E não podem clamar que a sua treta é científica e depois afirmarem que um dos métodos de diagnóstico utilizados, pelo menos pelo tal homeopateta, é a leitura das "auras" dos pacientes. Ou que na base da homeopatetice está a sucussão que torna a água radioactiva porque com as sacudidelas da água «o gás (? mas qual gás, o senhor saberá o que é um gás?) vai-se rarefazendo até um ponto em que se torna um hiper-protão (nem faço ideia o que seja esta coisa, pela conversa parece que o senhor acha que a sucussão é q.b para acrescentar dois neutrões ao núcleo de hidrogénio formando trítio). O hiper-protão também chamado de Buraco Branco onde há ausência de Matéria (mas qual ausência de matéria, se é um protão, ou deuterão ou tritião tem massa), emite radiação de Trítio (tipo β(beta)) (mas o homem é completamente parvo? ao menos podia ter googlado um bocadinho, não há radiação de trítio, o trítio, como outros isótopos radioactivos, decai num processo chamado decaimento beta emitindo um electrão, neste contexto chamado partícula beta (e também um antineutrino)».
Eu tenho uma proposta: se têm tanta fixação com o termo ciência, a única designação possível para a vossa coisa é a de ciências ocultas.

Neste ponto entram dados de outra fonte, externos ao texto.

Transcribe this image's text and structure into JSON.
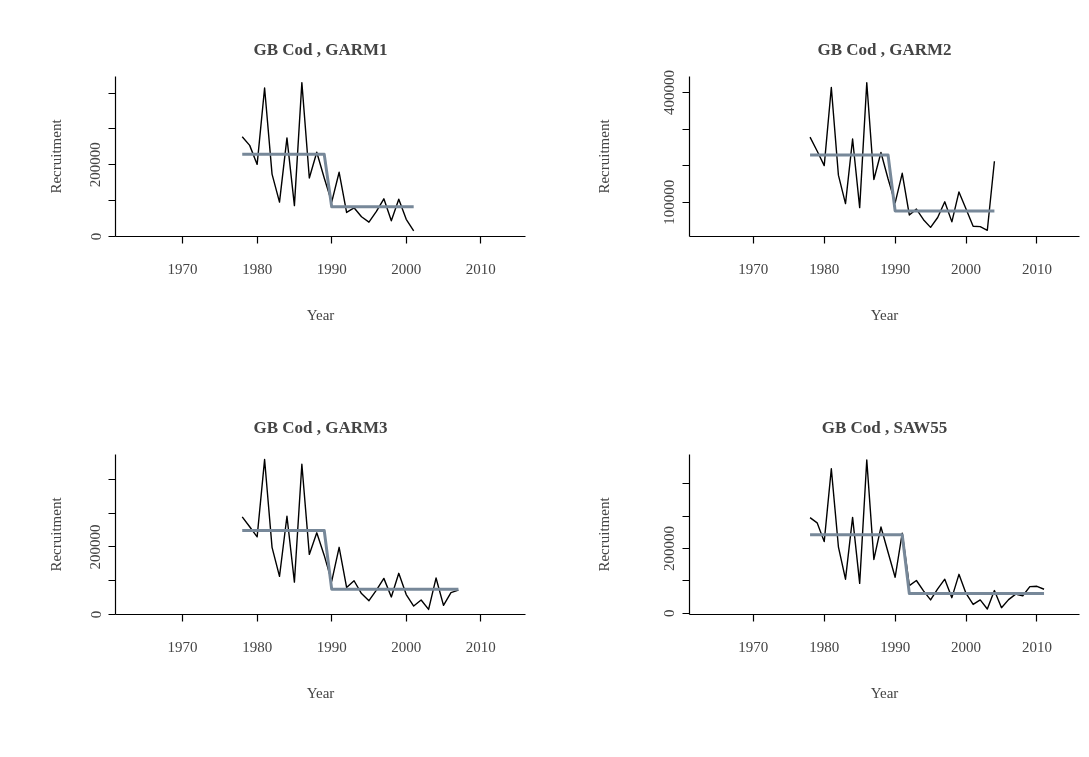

Assumam-no. Pelo menos é mais honesto e poupa-vos ao ridículo de inventarem tretas como esta.
*Formalmente, a constante de Avogadro é definida como o número de átomos em 12 gramas (0,012 kg) de carbono-12. Como deveria ser óbvio, este número vai sendo refinado à medida que a ciência avança, ou seja, vão sendo acrescentadas casas decimais ao 6, 6.022 141 79 na última revisão, mas o expoente não mexe há já uns anitos muito largos.